At Thu, 28 Aug 2008 11:48:56 -0400,
Jonathan S. Shapiro wrote:
> Now the problem that you face in managing mailboxes is not quite
> analogous. Ultimately, the problem you are really dealing with is that
> you cannot use the communication substrate primitives to simulate
> themselves. There is a reductio problem.
> 
> It appears to me that there are (qualitatively) only two solutions to
> this reductio:
> 
>   1. Define the messaging architecture in such a way that the transient
>      message body can be elided in some cases, and ensure that the
>      traversal reductio can be implemented entirely within these cases.
> 
>      In particular, kernel-implemented objects such as cappages are
>      invariably very simple, and you may be able to exploit the fact
>      that all of the required operations for this object are both
>      unit-time and involve very small messages.
> 
>      OR
> 
>   2. Define the messaging queues as a *cache* backed by the respective
>      applications, and design the traversal solution in such a way that
>      the caches involved in the traversal are likely to converge.

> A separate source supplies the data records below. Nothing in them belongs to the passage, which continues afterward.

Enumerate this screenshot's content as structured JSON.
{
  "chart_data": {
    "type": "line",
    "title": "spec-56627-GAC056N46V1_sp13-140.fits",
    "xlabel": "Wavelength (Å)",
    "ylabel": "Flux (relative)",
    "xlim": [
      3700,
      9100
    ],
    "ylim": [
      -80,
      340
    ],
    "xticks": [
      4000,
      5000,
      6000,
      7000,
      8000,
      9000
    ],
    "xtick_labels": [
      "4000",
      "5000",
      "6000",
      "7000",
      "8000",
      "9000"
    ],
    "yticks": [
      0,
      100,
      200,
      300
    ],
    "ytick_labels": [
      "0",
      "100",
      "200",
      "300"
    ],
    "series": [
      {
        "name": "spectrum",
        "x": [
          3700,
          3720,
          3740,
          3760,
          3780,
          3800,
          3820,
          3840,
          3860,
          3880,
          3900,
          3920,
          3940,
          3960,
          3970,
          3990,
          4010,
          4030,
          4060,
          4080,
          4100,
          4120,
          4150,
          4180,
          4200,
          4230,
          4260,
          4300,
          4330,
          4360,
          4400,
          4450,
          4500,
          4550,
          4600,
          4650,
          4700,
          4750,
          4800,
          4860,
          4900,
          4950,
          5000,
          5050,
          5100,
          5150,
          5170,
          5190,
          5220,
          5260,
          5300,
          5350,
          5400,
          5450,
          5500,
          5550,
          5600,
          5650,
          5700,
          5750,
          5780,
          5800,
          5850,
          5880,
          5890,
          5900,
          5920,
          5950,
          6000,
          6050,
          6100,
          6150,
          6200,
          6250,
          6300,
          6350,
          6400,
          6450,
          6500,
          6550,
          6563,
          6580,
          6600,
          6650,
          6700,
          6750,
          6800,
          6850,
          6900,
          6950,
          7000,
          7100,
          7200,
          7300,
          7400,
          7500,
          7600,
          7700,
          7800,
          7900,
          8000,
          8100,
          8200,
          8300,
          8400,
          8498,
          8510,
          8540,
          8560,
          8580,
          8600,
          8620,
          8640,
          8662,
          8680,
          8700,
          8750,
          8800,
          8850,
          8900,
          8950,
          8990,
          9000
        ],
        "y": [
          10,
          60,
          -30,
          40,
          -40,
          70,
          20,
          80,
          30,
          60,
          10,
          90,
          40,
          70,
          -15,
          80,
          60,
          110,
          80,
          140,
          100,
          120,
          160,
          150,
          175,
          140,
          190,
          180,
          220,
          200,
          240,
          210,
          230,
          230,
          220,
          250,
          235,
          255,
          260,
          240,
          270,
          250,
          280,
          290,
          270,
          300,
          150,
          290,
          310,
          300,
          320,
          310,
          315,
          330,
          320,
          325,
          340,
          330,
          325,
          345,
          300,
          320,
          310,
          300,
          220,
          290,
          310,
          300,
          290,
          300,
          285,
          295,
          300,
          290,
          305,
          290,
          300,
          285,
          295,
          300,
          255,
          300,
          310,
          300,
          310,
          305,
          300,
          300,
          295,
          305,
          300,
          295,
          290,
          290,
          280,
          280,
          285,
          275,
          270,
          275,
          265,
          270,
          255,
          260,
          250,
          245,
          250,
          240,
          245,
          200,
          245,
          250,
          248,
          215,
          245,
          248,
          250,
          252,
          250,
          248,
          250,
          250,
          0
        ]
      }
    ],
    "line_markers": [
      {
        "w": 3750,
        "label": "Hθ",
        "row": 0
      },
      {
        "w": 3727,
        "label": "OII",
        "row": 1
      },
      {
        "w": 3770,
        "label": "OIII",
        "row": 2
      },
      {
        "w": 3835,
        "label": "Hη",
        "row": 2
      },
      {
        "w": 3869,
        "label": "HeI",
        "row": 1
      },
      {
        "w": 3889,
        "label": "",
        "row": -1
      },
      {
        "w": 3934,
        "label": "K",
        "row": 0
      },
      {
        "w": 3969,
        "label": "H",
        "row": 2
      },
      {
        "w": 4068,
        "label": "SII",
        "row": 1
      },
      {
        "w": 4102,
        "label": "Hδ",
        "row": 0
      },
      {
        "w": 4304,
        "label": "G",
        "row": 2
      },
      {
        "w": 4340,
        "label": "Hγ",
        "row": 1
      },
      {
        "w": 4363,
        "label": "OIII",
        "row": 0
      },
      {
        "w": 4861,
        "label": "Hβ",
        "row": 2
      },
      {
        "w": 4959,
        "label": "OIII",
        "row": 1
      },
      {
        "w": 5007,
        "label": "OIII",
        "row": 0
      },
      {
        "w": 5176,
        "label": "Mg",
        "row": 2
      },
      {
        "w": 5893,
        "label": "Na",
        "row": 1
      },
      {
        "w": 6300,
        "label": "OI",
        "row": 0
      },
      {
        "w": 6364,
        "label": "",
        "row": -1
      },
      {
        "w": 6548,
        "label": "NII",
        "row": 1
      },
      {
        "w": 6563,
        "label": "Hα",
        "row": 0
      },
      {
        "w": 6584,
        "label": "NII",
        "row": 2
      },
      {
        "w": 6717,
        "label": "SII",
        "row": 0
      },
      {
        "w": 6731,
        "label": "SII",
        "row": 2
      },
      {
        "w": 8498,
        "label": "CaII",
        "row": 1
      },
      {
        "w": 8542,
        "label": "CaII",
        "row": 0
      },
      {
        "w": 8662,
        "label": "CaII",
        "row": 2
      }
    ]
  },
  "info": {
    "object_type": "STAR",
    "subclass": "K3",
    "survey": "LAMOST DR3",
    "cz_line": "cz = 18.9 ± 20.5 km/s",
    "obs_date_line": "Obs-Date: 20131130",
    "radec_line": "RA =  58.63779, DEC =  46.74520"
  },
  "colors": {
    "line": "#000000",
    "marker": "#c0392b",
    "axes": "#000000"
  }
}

When virtualizing a mailbox, how do you know when to deliver the
message vs. when the kernel should manipulate the mailbox?

Consider invoking the receive operation on a mailbox.  If mailbox is a
virtualized one, the proxy needs to get the message so that it can
start receiving on the real mailbox:

   server <-- client

          vs.

   server <--- proxy <--- client

I don't think the first solution can solve this problem.  I don't
understand the second solution so I cannot comment on that yet.